One challenge I face with this course is that many of the philosophers mostly discuss classical music, which is sometimes foreign or uninteresting to students. To bridge that gap, I create a playlist and have students contribute songs that came to mind while reading Kant, Schopenhauer, or Nietzsche, for example. We also incorporate novels and modern essays on music. This year, students watched the new Bob Dylan movie with Timothée Chalamet, then read essays by Timothy Hampton and Greil Marcus, which helped them understand Dylan’s cultural impact as well as the movie itself. This year, as well as other years, I must say many of the students were musical artists themselves, some trained in classical music. They taught me new ways to think and to listen. An amazing experience.
How have you seen—and do you expect to see—writing pedagogy change with the rise of AI?
That’s another million-dollar question. Here’s what I’m trying to do: I’ve started a project bringing together professors who teach writing to develop assignments that don’t fight against AI, but use it thoughtfully, encouraging students to think and write for themselves. I want students to interact with AI critically, so they’re active thinkers rather than passive recipients. My goal is to avoid the passivity that AI can sometimes foster.
After finishing a recent course, I told students I can’t spend my time policing AI use. If someone chooses to use AI dishonestly, that’s plagiarism—but ultimately, it’s their loss. I don’t want to become the police, and it’s hard to detect AI-generated work anyway. But, as has been said of pornography, you know it when you see it. I love this idea of hallucination and want to see the students respond critically and creatively to this might mode of making sometimes malicious misinformation. I just watched the new movie Mountainhead and can’t wait to teach this movie with Plato’s theory of the cave and of art (especially poetry). Something more than just plain lies and lying is at stake with AI.
I hope to teach a class on AI and writing soon, with two other professors. We plan to explore the history of writing, technologies of writing, questions of authorship and plagiarism, and how to develop policies around AI. Some people say this is the end of writing—just as some predicted the end of reading—but I’m not convinced. I’m hopeful we can use this disruption to experiment with new writing techniques and pedagogies.
For example, when teaching Plato, I have students pretend they’re Socrates and question AI, using what they’ve learned from The Apology to mimic his style. This kind of role-playing leads to deeper learning and engagement. That’s the kind of innovation I’m interested in when it comes to AI and writing pedagogy.

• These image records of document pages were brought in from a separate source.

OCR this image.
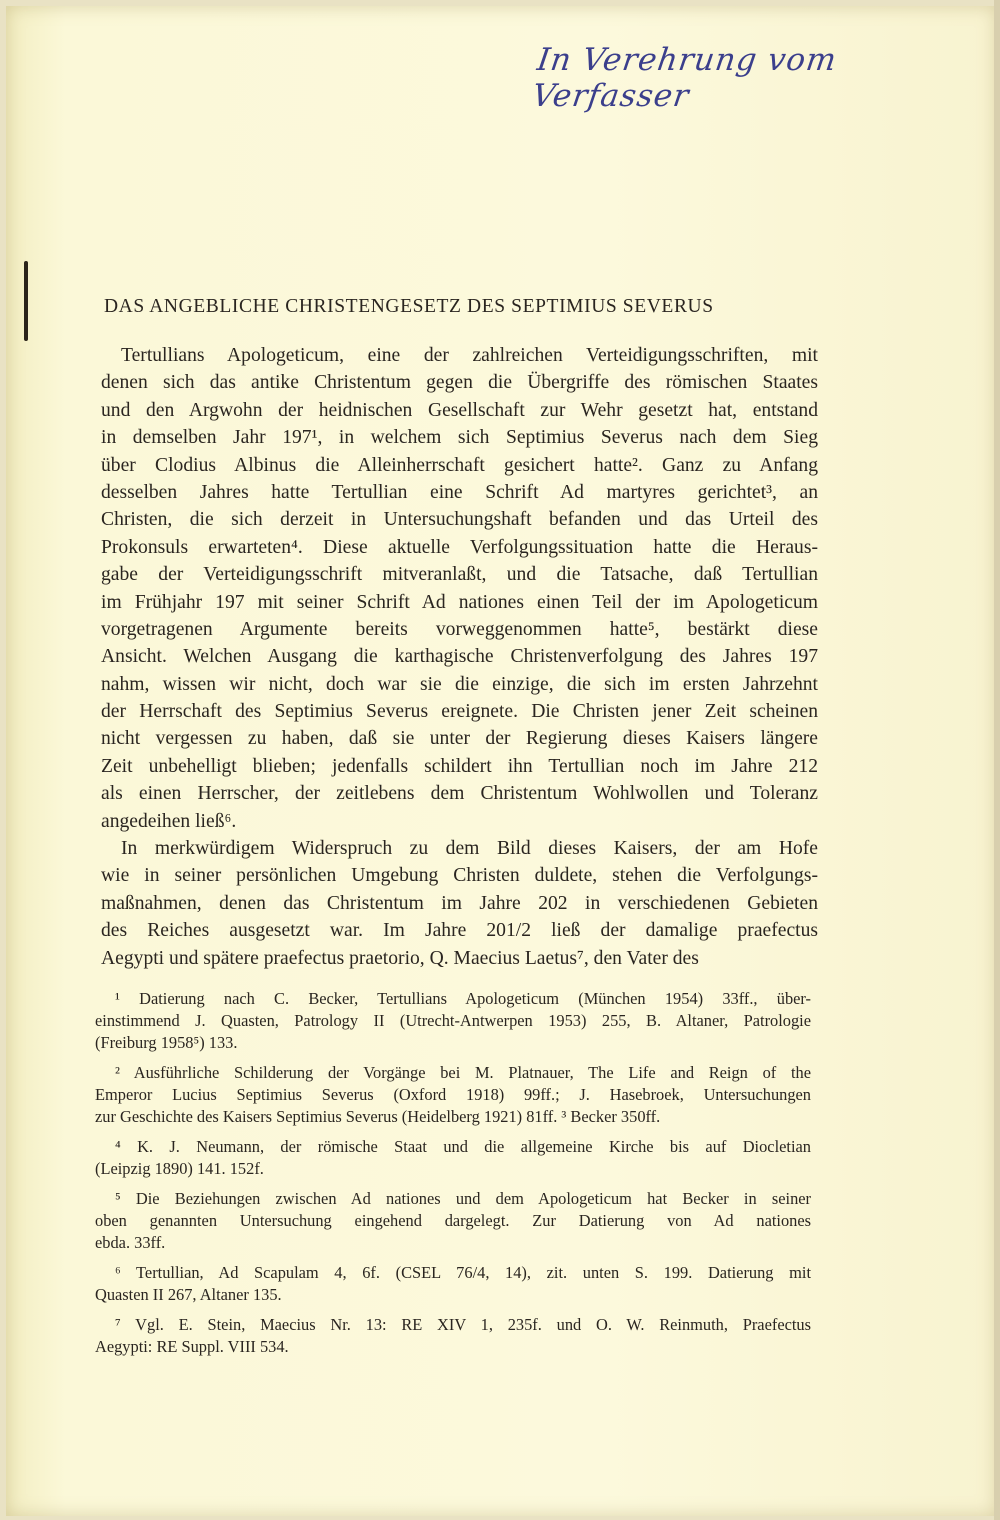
In Verehrung vom Verfasser
DAS ANGEBLICHE CHRISTENGESETZ DES SEPTIMIUS SEVERUS
Tertullians Apologeticum, eine der zahlreichen Verteidigungsschriften, mit
denen sich das antike Christentum gegen die Übergriffe des römischen Staates
und den Argwohn der heidnischen Gesellschaft zur Wehr gesetzt hat, entstand
in demselben Jahr 197¹, in welchem sich Septimius Severus nach dem Sieg
über Clodius Albinus die Alleinherrschaft gesichert hatte². Ganz zu Anfang
desselben Jahres hatte Tertullian eine Schrift Ad martyres gerichtet³, an
Christen, die sich derzeit in Untersuchungshaft befanden und das Urteil des
Prokonsuls erwarteten⁴. Diese aktuelle Verfolgungssituation hatte die Heraus-
gabe der Verteidigungsschrift mitveranlaßt, und die Tatsache, daß Tertullian
im Frühjahr 197 mit seiner Schrift Ad nationes einen Teil der im Apologeticum
vorgetragenen Argumente bereits vorweggenommen hatte⁵, bestärkt diese
Ansicht. Welchen Ausgang die karthagische Christenverfolgung des Jahres 197
nahm, wissen wir nicht, doch war sie die einzige, die sich im ersten Jahrzehnt
der Herrschaft des Septimius Severus ereignete. Die Christen jener Zeit scheinen
nicht vergessen zu haben, daß sie unter der Regierung dieses Kaisers längere
Zeit unbehelligt blieben; jedenfalls schildert ihn Tertullian noch im Jahre 212
als einen Herrscher, der zeitlebens dem Christentum Wohlwollen und Toleranz
angedeihen ließ⁶.
In merkwürdigem Widerspruch zu dem Bild dieses Kaisers, der am Hofe
wie in seiner persönlichen Umgebung Christen duldete, stehen die Verfolgungs-
maßnahmen, denen das Christentum im Jahre 202 in verschiedenen Gebieten
des Reiches ausgesetzt war. Im Jahre 201/2 ließ der damalige praefectus
Aegypti und spätere praefectus praetorio, Q. Maecius Laetus⁷, den Vater des
¹ Datierung nach C. Becker, Tertullians Apologeticum (München 1954) 33ff., über-
einstimmend J. Quasten, Patrology II (Utrecht-Antwerpen 1953) 255, B. Altaner, Patrologie
(Freiburg 1958⁵) 133.
² Ausführliche Schilderung der Vorgänge bei M. Platnauer, The Life and Reign of the
Emperor Lucius Septimius Severus (Oxford 1918) 99ff.; J. Hasebroek, Untersuchungen
zur Geschichte des Kaisers Septimius Severus (Heidelberg 1921) 81ff. ³ Becker 350ff.
⁴ K. J. Neumann, der römische Staat und die allgemeine Kirche bis auf Diocletian
(Leipzig 1890) 141. 152f.
⁵ Die Beziehungen zwischen Ad nationes und dem Apologeticum hat Becker in seiner
oben genannten Untersuchung eingehend dargelegt. Zur Datierung von Ad nationes
ebda. 33ff.
⁶ Tertullian, Ad Scapulam 4, 6f. (CSEL 76/4, 14), zit. unten S. 199. Datierung mit
Quasten II 267, Altaner 135.
⁷ Vgl. E. Stein, Maecius Nr. 13: RE XIV 1, 235f. und O. W. Reinmuth, Praefectus
Aegypti: RE Suppl. VIII 534.
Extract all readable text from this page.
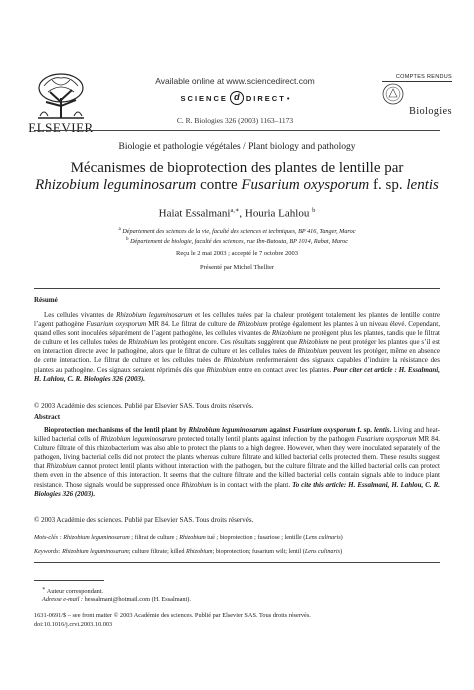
ELSEVIER
Available online at www.sciencedirect.com
SCIENCE d DIRECT •
C. R. Biologies 326 (2003) 1163–1173
COMPTES RENDUS
Biologies
Biologie et pathologie végétales / Plant biology and pathology
Mécanismes de bioprotection des plantes de lentille par
Rhizobium leguminosarum contre Fusarium oxysporum f. sp. lentis
Haiat Essalmani$^{a,∗}$, Houria Lahlou $^b$
$^a$ Département des sciences de la vie, faculté des sciences et techniques, BP 416, Tanger, Maroc
$^b$ Département de biologie, faculté des sciences, rue Ibn-Batouta, BP 1014, Rabat, Maroc
Reçu le 2 mai 2003 ; accepté le 7 octobre 2003
Présenté par Michel Thellier
Résumé
Les cellules vivantes de Rhizobium leguminosarum et les cellules tuées par la chaleur protègent totalement les plantes de lentille contre l’agent pathogène Fusarium oxysporum MR 84. Le filtrat de culture de Rhizobium protège également les plantes à un niveau élevé. Cependant, quand elles sont inoculées séparément de l’agent pathogène, les cellules vivantes de Rhizobium ne protègent plus les plantes, tandis que le filtrat de culture et les cellules tuées de Rhizobium les protègent encore. Ces résultats suggèrent que Rhizobium ne peut protéger les plantes que s’il est en interaction directe avec le pathogène, alors que le filtrat de culture et les cellules tuées de Rhizobium peuvent les protéger, même en absence de cette interaction. Le filtrat de culture et les cellules tuées de Rhizobium renfermeraient des signaux capables d’induire la résistance des plantes au pathogène. Ces signaux seraient réprimés dès que Rhizobium entre en contact avec les plantes. Pour citer cet article : H. Essalmani, H. Lahlou, C. R. Biologies 326 (2003).
© 2003 Académie des sciences. Publié par Elsevier SAS. Tous droits réservés.
Abstract
Bioprotection mechanisms of the lentil plant by Rhizobium leguminosarum against Fusarium oxysporum f. sp. lentis. Living and heat-killed bacterial cells of Rhizobium leguminosarum protected totally lentil plants against infection by the pathogen Fusarium oxysporum MR 84. Culture filtrate of this rhizobacterium was also able to protect the plants to a high degree. However, when they were inoculated separately of the pathogen, living bacterial cells did not protect the plants whereas culture filtrate and killed bacterial cells protected them. These results suggest that Rhizobium cannot protect lentil plants without interaction with the pathogen, but the culture filtrate and the killed bacterial cells can protect them even in the absence of this interaction. It seems that the culture filtrate and the killed bacterial cells contain signals able to induce plant resistance. Those signals would be suppressed once Rhizobium is in contact with the plant. To cite this article: H. Essalmani, H. Lahlou, C. R. Biologies 326 (2003).
© 2003 Académie des sciences. Publié par Elsevier SAS. Tous droits réservés.
Mots-clés : Rhizobium leguminosarum ; filtrat de culture ; Rhizobium tué ; bioprotection ; fusariose ; lentille (Lens culinaris)
Keywords: Rhizobium leguminosarum; culture filtrate; killed Rhizobium; bioprotection; fusarium wilt; lentil (Lens culinaris)
∗ Auteur correspondant.
Adresse e-mail : hessalmani@hotmail.com (H. Essalmani).
1631-0691/$ – see front matter © 2003 Académie des sciences. Publié par Elsevier SAS. Tous droits réservés.
doi:10.1016/j.crvi.2003.10.003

What book would you recommend to everyone reading this interview?
My go-to recommendation is always Plato. (Have I mentioned him enough in this interview???) I’d suggest reading The Apology and The Phaedrus. But I also love our program, On the Same Page, where everyone reads the same book and a community is created around a reading event. Each year, the university also creates a fantastic Summer Reading List . This year Chisako Cole and Tim Dilworth curated a list around the theme of generosity. This program is celebrating its 40th anniversary. It’s fantastically fun to review all the past reading lists. I wish I had the time and energy to read all the books recommended. I would be a better and more interesting person if I did.